Soldiers home drunk. Secured liquor in Montreal.
“It is surreptitiously smuggled into the train at Montreal, and while the Military Hospitals’ Commission exert every effort to prevent it being done, it is beyond human vigilance to prevent the men from securing it.
Inquest underway after Lieut.-Col. killed and four others injured as troop train pulled out Union Station.
“The witness stated that he had been instructed to use his officers in preventing accidents, but he had no instructions to keep the friends and relatives of the soldiers off the tracks…He shouted a warning to the people on the track, but the noise of departing train, the escaping steam, and the cheers of the crowd, he believes prevented the people from hearing him.”
Widow denied $1,000 insurance on husbands life, because at the time of his enlistment, he lived 200 feet or so outside the city of Toronto. “the widow lives alone in a little rentend cottage at 242 Atlas Avenue, Fairbank. Loneliness and solitude are her companions.”
“The village stands on what will be the stage of the theater…fifty yards distant from the ruined town, a regulation trench of sandbags has been constructed and from […] this students take aim… Against this realistic background Hun snipers appear. They pop up sniper-like, in the most unexpected places”
“Almost without announcement 74 wounded Canadian soldiers arrived in Toronto to-day. They were all ‘amputation’ cases – men whose arms or legs, or both, had been amputated in the military hospitals in France or England.”
Miss Margaret May Campbell is to wed Pte, Alex Shields, who fought in same battalion as her two dead hero brothers. “He too, was wounded and gased, but not among the missing… To-night, at 92 Dupont street, he will be married to Miss Margaret May Campbell, the sister of his dead comrads.”
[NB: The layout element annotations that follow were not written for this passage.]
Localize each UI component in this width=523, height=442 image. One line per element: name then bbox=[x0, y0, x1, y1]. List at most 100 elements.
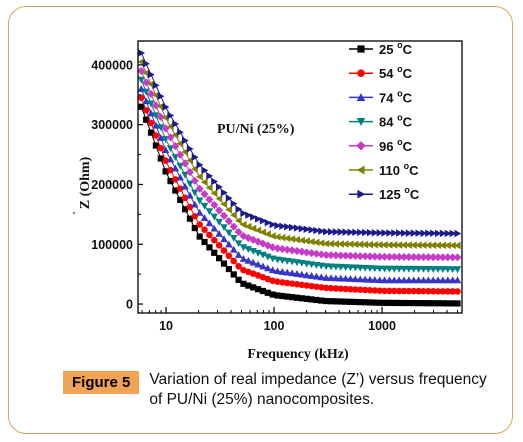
data-point bbox=[224, 217, 233, 226]
data-point bbox=[332, 298, 340, 305]
data-point bbox=[332, 263, 340, 271]
data-point bbox=[327, 228, 335, 236]
data-point bbox=[317, 239, 325, 247]
data-point bbox=[146, 89, 156, 98]
series-96 bbox=[137, 66, 462, 262]
data-point bbox=[250, 213, 257, 221]
data-point bbox=[161, 146, 170, 154]
data-point bbox=[429, 241, 437, 249]
data-point bbox=[312, 238, 320, 247]
data-point bbox=[331, 251, 340, 260]
data-point bbox=[225, 229, 233, 237]
data-point bbox=[278, 244, 287, 254]
data-point bbox=[288, 269, 296, 277]
data-point bbox=[147, 119, 155, 127]
data-point bbox=[289, 294, 296, 301]
data-point bbox=[234, 240, 243, 248]
data-point bbox=[313, 226, 321, 235]
data-point bbox=[273, 233, 281, 241]
data-point bbox=[327, 251, 336, 260]
legend-marker bbox=[356, 118, 366, 126]
data-point bbox=[181, 159, 190, 168]
data-point bbox=[439, 229, 447, 238]
data-point bbox=[308, 226, 316, 234]
data-point bbox=[337, 240, 344, 248]
data-point bbox=[420, 300, 427, 307]
data-point bbox=[415, 300, 422, 307]
data-point bbox=[429, 276, 437, 284]
data-point bbox=[278, 233, 286, 242]
data-point bbox=[167, 166, 174, 174]
data-point bbox=[215, 229, 223, 237]
data-point bbox=[404, 252, 413, 262]
data-point bbox=[206, 244, 213, 251]
data-point bbox=[254, 286, 262, 293]
data-point bbox=[181, 136, 189, 145]
data-point bbox=[303, 282, 310, 289]
data-point bbox=[298, 224, 306, 233]
data-point bbox=[361, 228, 369, 237]
data-point bbox=[176, 173, 184, 181]
data-point bbox=[449, 288, 456, 295]
legend-unit: C bbox=[409, 163, 419, 178]
data-point bbox=[200, 190, 209, 199]
data-point bbox=[443, 253, 452, 262]
data-point bbox=[449, 300, 456, 307]
data-point bbox=[186, 215, 194, 222]
legend-degree: o bbox=[397, 113, 403, 123]
figure-caption: Figure 5 Variation of real impedance (Z’… bbox=[63, 370, 493, 410]
legend-marker bbox=[356, 93, 366, 101]
legend-item-125: 125 oC bbox=[349, 185, 420, 202]
data-point bbox=[279, 222, 287, 230]
legend-label: 84 oC bbox=[379, 113, 413, 130]
data-point bbox=[143, 116, 150, 123]
data-point bbox=[220, 260, 228, 267]
data-point bbox=[172, 176, 179, 183]
series-54 bbox=[138, 94, 461, 295]
data-point bbox=[293, 280, 301, 288]
data-point bbox=[366, 275, 374, 283]
data-point bbox=[453, 266, 462, 274]
data-point bbox=[268, 232, 276, 240]
data-point bbox=[327, 298, 335, 305]
y-axis-label-group: Z (Ohm) ' bbox=[72, 156, 93, 214]
data-point bbox=[318, 297, 325, 304]
data-point bbox=[429, 266, 437, 273]
data-point bbox=[176, 185, 184, 192]
data-point bbox=[454, 300, 461, 307]
data-point bbox=[196, 221, 203, 228]
data-point bbox=[190, 176, 199, 185]
data-point bbox=[342, 285, 349, 293]
axis-layer: 0 100000 200000 300000 400000 10 100 1000 bbox=[91, 40, 463, 333]
y-tick-label: 400000 bbox=[91, 58, 133, 72]
data-point bbox=[220, 224, 228, 232]
data-point bbox=[390, 276, 399, 284]
data-point bbox=[298, 270, 306, 278]
data-point bbox=[157, 102, 164, 111]
legend-unit: C bbox=[403, 42, 413, 57]
data-point bbox=[425, 300, 432, 307]
data-point bbox=[405, 276, 413, 284]
data-point bbox=[177, 128, 184, 136]
data-point bbox=[181, 206, 189, 213]
data-point bbox=[395, 265, 403, 273]
data-point bbox=[191, 165, 198, 173]
data-point bbox=[318, 284, 325, 291]
data-point bbox=[161, 114, 169, 122]
data-point bbox=[240, 209, 248, 218]
data-point bbox=[400, 299, 408, 307]
data-point bbox=[167, 177, 174, 185]
series-layer bbox=[137, 49, 462, 307]
data-point bbox=[191, 224, 198, 232]
data-point bbox=[381, 299, 388, 306]
chart-annotation: PU/Ni (25%) bbox=[217, 122, 295, 137]
data-point bbox=[390, 265, 399, 273]
data-point bbox=[235, 205, 243, 213]
data-point bbox=[434, 288, 442, 295]
data-point bbox=[167, 111, 175, 120]
data-point bbox=[361, 286, 369, 294]
data-point bbox=[259, 287, 267, 295]
data-point bbox=[191, 153, 199, 161]
data-point bbox=[274, 292, 281, 299]
data-point bbox=[156, 112, 165, 121]
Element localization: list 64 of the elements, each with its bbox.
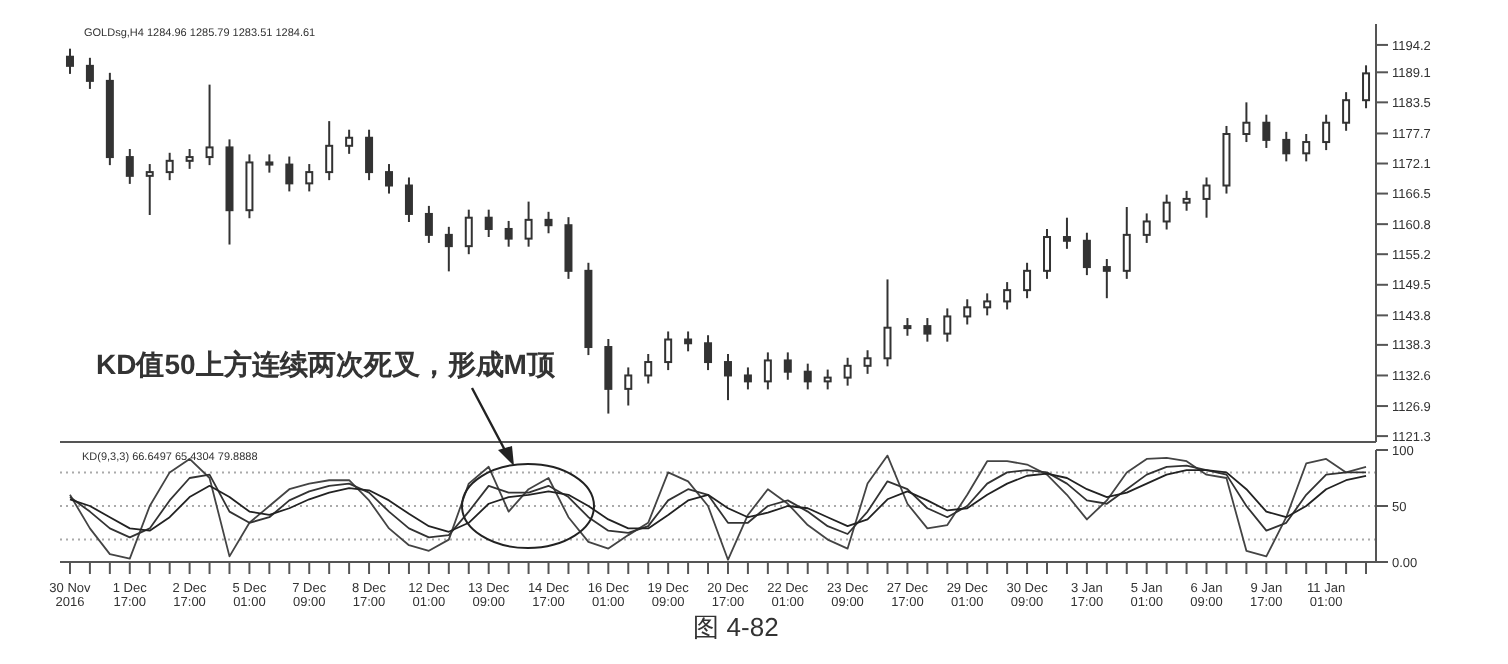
candlestick	[1362, 64, 1371, 110]
candlestick	[444, 225, 453, 273]
candlestick	[464, 208, 473, 256]
candlestick	[185, 148, 194, 170]
candlestick	[245, 153, 254, 220]
candlestick	[743, 366, 752, 391]
candlestick	[1182, 189, 1191, 212]
candlestick	[345, 128, 354, 155]
candlestick	[404, 176, 413, 223]
line-series	[69, 454, 1367, 561]
candlestick	[1202, 176, 1211, 219]
candlestick	[365, 128, 374, 182]
candlestick	[165, 151, 174, 182]
candlestick	[664, 330, 673, 372]
candlestick	[1102, 258, 1111, 300]
candlestick	[125, 148, 134, 185]
candlestick	[604, 337, 613, 415]
candlestick	[205, 83, 214, 167]
candlestick	[1023, 261, 1032, 300]
candlestick	[385, 163, 394, 195]
candlestick	[305, 163, 314, 193]
candlestick	[723, 353, 732, 402]
candlestick	[564, 216, 573, 280]
candlestick	[65, 47, 74, 75]
candlestick	[1322, 113, 1331, 152]
candlestick	[1043, 227, 1052, 280]
candlestick	[684, 330, 693, 353]
candlestick	[524, 200, 533, 248]
candlestick	[1282, 130, 1291, 163]
candlestick	[923, 317, 932, 343]
candlestick	[544, 210, 553, 235]
candlestick	[145, 163, 154, 217]
candlestick	[285, 155, 294, 193]
candlestick	[823, 368, 832, 391]
candlestick	[783, 351, 792, 381]
candlestick	[624, 366, 633, 407]
candlestick	[863, 349, 872, 375]
annotation: KD值50上方连续两次死叉，形成M顶	[96, 348, 555, 384]
candlestick	[1142, 212, 1151, 244]
candlestick	[843, 356, 852, 387]
candlestick	[1082, 231, 1091, 277]
candlestick	[883, 278, 892, 368]
candlestick	[1122, 205, 1131, 280]
candlestick	[763, 351, 772, 391]
candlestick	[1162, 193, 1171, 231]
caption: 图 4-82	[691, 610, 781, 646]
candlestick	[1262, 113, 1271, 149]
candlestick	[983, 292, 992, 317]
candlestick	[1062, 216, 1071, 250]
candlestick	[704, 334, 713, 372]
candlestick	[803, 362, 812, 391]
candlestick	[1302, 133, 1311, 163]
candlestick	[1242, 101, 1251, 144]
candlestick	[325, 120, 334, 182]
candlestick	[424, 204, 433, 244]
candlestick	[943, 307, 952, 343]
candlestick	[85, 56, 94, 90]
candlestick	[963, 298, 972, 326]
candlestick	[1342, 91, 1351, 132]
candlestick	[265, 153, 274, 174]
candlestick	[484, 208, 493, 239]
candlestick	[644, 353, 653, 385]
candlestick	[504, 219, 513, 248]
candlestick	[1003, 281, 1012, 311]
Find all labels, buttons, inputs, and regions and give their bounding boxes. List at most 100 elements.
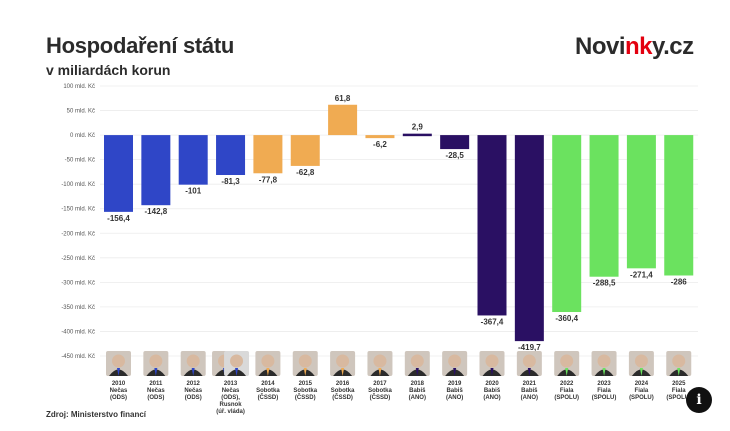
bar-2017 [365, 135, 395, 139]
bar-value-label: -156,4 [107, 214, 130, 223]
bar-value-label: -286 [671, 277, 688, 286]
category-label-year: 2017 [373, 381, 387, 387]
bar-value-labels: -156,4 -142,8 -101 -81,3 -77,8 -62,8 61,8 -6,2 2… [107, 94, 687, 352]
portrait-avatar [255, 351, 281, 376]
category-labels: 2010Nečas(ODS)2011Nečas(ODS)2012Nečas(OD… [110, 381, 691, 415]
y-tick-label: -400 mld. Kč [61, 329, 95, 335]
bar-value-label: 2,9 [412, 123, 424, 132]
portrait-avatar [479, 351, 505, 376]
category-label-year: 2015 [299, 381, 313, 387]
category-label-party: (ANO) [483, 395, 500, 401]
portrait-avatar [330, 351, 356, 376]
bars-group [104, 104, 694, 342]
y-tick-label: -450 mld. Kč [61, 354, 95, 360]
portrait-avatar [180, 351, 206, 376]
category-label-party: (SPOLU) [592, 395, 617, 401]
category-label-year: 2014 [261, 381, 275, 387]
y-tick-label: 0 mld. Kč [70, 133, 95, 139]
category-label-leader: Babiš [484, 388, 501, 394]
bar-2012 [178, 135, 208, 185]
bar-2015 [290, 135, 320, 166]
y-axis-ticks: 100 mld. Kč 50 mld. Kč 0 mld. Kč -50 mld. K… [61, 84, 95, 360]
bar-2010 [104, 135, 133, 212]
bar-value-label: -419,7 [518, 343, 541, 352]
category-label-leader: Nečas [147, 388, 165, 394]
portrait-avatar [666, 351, 692, 376]
category-label-party: (ČSSD) [370, 394, 391, 401]
category-label-leader: Sobotka [293, 388, 317, 394]
category-label-year: 2025 [672, 381, 686, 387]
chart-title: Hospodaření státu [46, 33, 235, 58]
bar-2020 [477, 135, 507, 316]
category-label-party: (ODS), [221, 395, 240, 401]
category-label-year: 2018 [411, 381, 425, 387]
category-label-year: 2024 [635, 381, 649, 387]
category-label-party: (ANO) [409, 395, 426, 401]
bar-2023 [589, 135, 619, 277]
portrait-avatar [628, 351, 654, 376]
category-label-year: 2016 [336, 381, 350, 387]
bar-value-label: -360,4 [555, 314, 578, 323]
category-label-party: (ANO) [446, 395, 463, 401]
y-tick-label: 100 mld. Kč [63, 84, 95, 90]
source-note: Zdroj: Ministerstvo financí [46, 410, 147, 419]
bar-2016 [328, 104, 358, 136]
category-label-leader: Fiala [635, 388, 649, 394]
info-button[interactable]: i [686, 387, 712, 413]
portraits-row [106, 351, 692, 376]
bar-2011 [141, 135, 171, 206]
category-label-year: 2023 [597, 381, 611, 387]
category-label-year: 2011 [149, 381, 163, 387]
category-label-party: (ČSSD) [295, 394, 316, 401]
y-tick-label: -350 mld. Kč [61, 305, 95, 311]
category-label-extra2: (úř. vláda) [216, 409, 245, 415]
y-tick-label: -150 mld. Kč [61, 207, 95, 213]
bar-2022 [552, 135, 582, 313]
category-label-leader: Babiš [446, 388, 463, 394]
novinky-logo[interactable]: Novinky.cz [575, 33, 694, 61]
bar-value-label: -77,8 [259, 175, 278, 184]
category-label-year: 2012 [187, 381, 201, 387]
category-label-leader: Fiala [672, 388, 686, 394]
category-label-leader: Fiala [560, 388, 574, 394]
bar-value-label: -271,4 [630, 270, 653, 279]
category-label-leader: Babiš [521, 388, 538, 394]
category-label-year: 2022 [560, 381, 574, 387]
y-tick-label: -100 mld. Kč [61, 182, 95, 188]
logo-text-suffix: y.cz [652, 33, 694, 60]
y-tick-label: -300 mld. Kč [61, 280, 95, 286]
bar-2024 [626, 135, 656, 269]
category-label-year: 2021 [523, 381, 537, 387]
category-label-party: (ANO) [521, 395, 538, 401]
category-label-party: (ČSSD) [332, 394, 353, 401]
y-tick-label: -250 mld. Kč [61, 256, 95, 262]
bar-2013 [216, 135, 246, 176]
logo-text-prefix: Novi [575, 33, 626, 60]
bar-value-label: -6,2 [373, 140, 387, 149]
portrait-avatar [367, 351, 393, 376]
portrait-avatar [554, 351, 580, 376]
portrait-avatar [516, 351, 542, 376]
bar-2021 [514, 135, 544, 342]
category-label-party: (ODS) [147, 395, 164, 401]
portrait-avatar [224, 351, 250, 376]
category-label-party: (ODS) [185, 395, 202, 401]
category-label-year: 2010 [112, 381, 126, 387]
category-label-year: 2013 [224, 381, 238, 387]
category-label-extra1: Rusnok [220, 402, 243, 408]
portrait-avatar [292, 351, 318, 376]
bar-value-label: 61,8 [335, 94, 351, 103]
category-label-party: (SPOLU) [666, 395, 691, 401]
bar-value-label: -81,3 [221, 177, 240, 186]
bar-value-label: -367,4 [481, 317, 504, 326]
portrait-avatar [591, 351, 617, 376]
category-label-leader: Nečas [222, 388, 240, 394]
category-label-party: (SPOLU) [629, 395, 654, 401]
bar-2014 [253, 135, 283, 174]
category-label-leader: Sobotka [256, 388, 280, 394]
portrait-avatar [106, 351, 131, 376]
y-tick-label: -50 mld. Kč [65, 158, 95, 164]
category-label-party: (ODS) [110, 395, 127, 401]
y-tick-label: -200 mld. Kč [61, 231, 95, 237]
bar-value-label: -288,5 [593, 279, 616, 288]
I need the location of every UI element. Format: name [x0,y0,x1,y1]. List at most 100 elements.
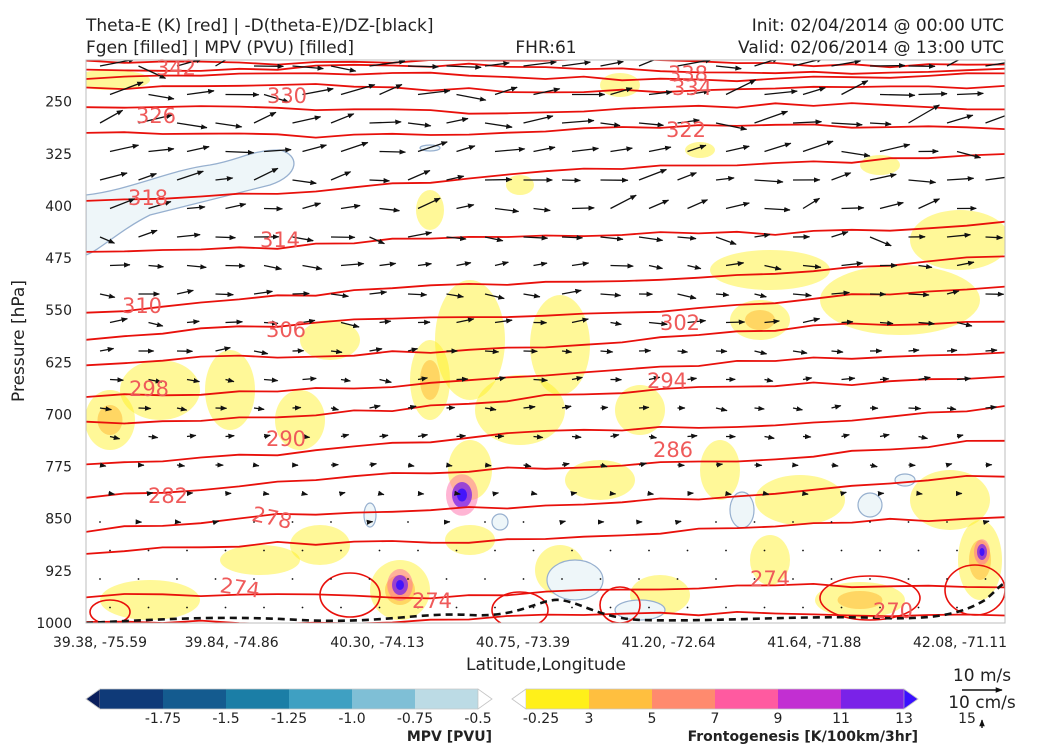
wind-vector [677,118,700,124]
wind-vector [186,89,215,96]
wind-vector [186,549,188,552]
wind-vector [494,606,496,609]
wind-vector [715,65,742,71]
wind-vector [677,348,689,355]
wind-vector [494,549,496,552]
wind-vector [946,348,958,354]
wind-vector [215,122,243,129]
y-tick-label: 1000 [36,616,72,632]
wind-vector [369,178,391,184]
colorbar-tick-label: -0.25 [523,711,559,727]
wind-vector [869,462,878,468]
wind-vector [186,204,206,211]
wind-vector [176,578,178,580]
wind-vector [252,462,260,468]
theta-e-contour [86,62,1005,75]
wind-vector [764,434,775,440]
colorbar-tip-right [903,688,919,710]
wind-vector [985,115,1005,124]
wind-vector [610,433,620,439]
wind-vector [215,346,231,352]
y-tick-label: 625 [45,355,72,371]
wind-vector [561,235,584,241]
wind-vector [715,292,730,298]
wind-vector [677,235,697,241]
wind-vector [176,232,201,238]
wind-vector [715,578,717,580]
wind-vector [956,606,958,609]
fgen-blob [685,142,715,158]
theta-e-label: 294 [647,369,687,393]
reference-vector-vertical: 10 cm/s [948,693,1016,713]
fgen-blob [820,265,980,335]
wind-vector [417,433,429,439]
wind-vector [715,462,724,468]
theta-e-label: 306 [266,318,306,342]
theta-e-contour [86,610,1005,623]
wind-vector [600,462,608,468]
theta-e-label: 274 [412,589,452,613]
fgen-max-core [457,488,467,502]
wind-vector [561,177,582,183]
wind-vector [802,86,826,96]
wind-vector [686,606,689,609]
wind-vector [302,202,322,210]
wind-vector [417,141,448,153]
wind-vector [302,318,316,324]
wind-vector [869,521,871,523]
wind-vector [638,122,665,128]
wind-vector [302,376,317,382]
wind-vector [802,606,804,609]
theta-e-contour [86,153,1005,202]
fgen-blob [120,360,200,420]
theta-e-contour [86,351,1005,398]
wind-vector [263,320,279,326]
colorbar-tick-label: -0.5 [464,711,491,727]
wind-vector [146,491,154,497]
wind-vector [802,317,821,324]
wind-vector [754,350,768,356]
x-tick-label: 40.30, -74.13 [330,635,424,651]
wind-vector [99,462,107,468]
wind-vector [147,606,150,609]
wind-vector [494,376,507,382]
wind-vector [879,376,890,382]
wind-vector [330,113,355,124]
wind-vector [253,289,274,295]
wind-vector [99,171,128,181]
wind-vector [841,80,869,96]
wind-vector [869,578,871,580]
wind-vector [879,143,911,153]
wind-vector [186,378,201,384]
wind-vector [522,521,525,523]
wind-vector [648,375,661,382]
theta-e-closed-contour [491,591,549,623]
wind-vector [792,292,812,298]
wind-vector [648,264,664,270]
wind-vector [225,202,247,210]
wind-vector [869,236,892,247]
wind-vector [764,319,780,325]
theta-e-closed-contour [89,599,131,623]
wind-vector [677,172,698,181]
wind-vector [869,121,892,127]
wind-vector [724,490,732,496]
wind-vector [340,321,360,329]
wind-vector [225,319,244,325]
wind-vector [417,376,429,382]
fgen-blob [600,73,640,97]
wind-vector [407,578,409,580]
wind-vector [802,264,822,270]
wind-vector [212,520,220,526]
wind-vector [407,292,428,298]
y-tick-label: 550 [45,303,72,319]
wind-vector [446,117,469,124]
wind-vector [918,264,933,270]
wind-vector [841,376,856,382]
wind-vector [253,350,269,356]
wind-vector [137,578,140,580]
wind-vector [840,606,843,609]
wind-vector [378,606,381,609]
x-tick-label: 41.20, -72.64 [622,635,716,651]
wind-vector [570,491,578,497]
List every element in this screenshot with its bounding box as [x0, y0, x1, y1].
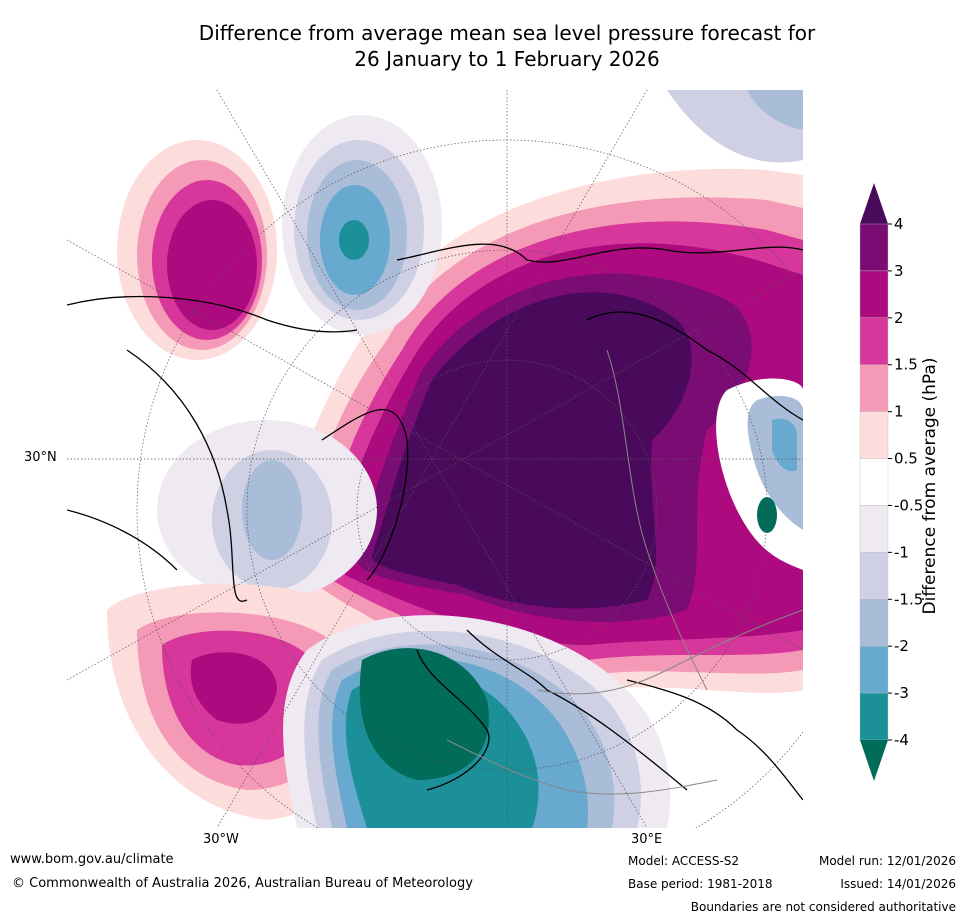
colorbar-label: Difference from average (hPa)	[920, 357, 940, 615]
colorbar-extend-top	[860, 183, 888, 224]
positive-anomaly-arctic	[286, 168, 803, 693]
negative-anomaly-north	[282, 115, 442, 335]
colorbar-band	[859, 411, 889, 459]
positive-anomaly-northwest	[117, 140, 277, 360]
base-period: Base period: 1981-2018	[628, 877, 773, 891]
coastlines	[67, 243, 803, 801]
title-line-1: Difference from average mean sea level p…	[198, 21, 816, 45]
issued-date: Issued: 14/01/2026	[840, 877, 956, 891]
weak-negative-north-america	[157, 420, 377, 600]
colorbar-band	[859, 270, 889, 319]
colorbar-band	[859, 599, 889, 647]
longitude-label-30e: 30°E	[631, 832, 663, 847]
copyright-text: © Commonwealth of Australia 2026, Austra…	[12, 876, 473, 891]
colorbar-band	[859, 645, 889, 694]
longitude-label-30w: 30°W	[203, 832, 239, 847]
model-run-date: Model run: 12/01/2026	[818, 854, 956, 868]
colorbar-tick-label: -0.5	[894, 496, 923, 514]
colorbar-tick-label: -1	[894, 543, 909, 561]
graticule	[67, 90, 803, 828]
colorbar-tick-label: -3	[894, 684, 909, 702]
colorbar-tick-label: -4	[894, 731, 909, 749]
latitude-label-30n: 30°N	[24, 450, 57, 465]
colorbar-tick-label: -1.5	[894, 590, 923, 608]
pressure-anomaly-map	[67, 90, 803, 828]
title-line-2: 26 January to 1 February 2026	[354, 47, 660, 71]
colorbar-tick-label: 3	[894, 262, 904, 280]
colorbar: 4 3 2 1.5 1 0.5 -0.5 -1 -1.5 -2 -3 -4	[859, 183, 923, 781]
colorbar-tick-label: 4	[894, 215, 904, 233]
negative-anomaly-east	[716, 378, 803, 570]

Algerian prisoner of war has Toronto friend sending care packages. “Mr. Cummings, who received a post card written in weird English and addressed to ‘Mister Cumene, No. 113 Bedford road, Terento, onfanro, England, Canada Amerique’…When Mr. Cummings received this epistle… he had thoughts that it might be a joke or a hoax, but the message was written on the usual prisoner’s ‘Feldpostkarte…’ so in his kindness he despatched a parcel of tea, tobacco, and clothing, as requested, to his, until then, unknown friend.”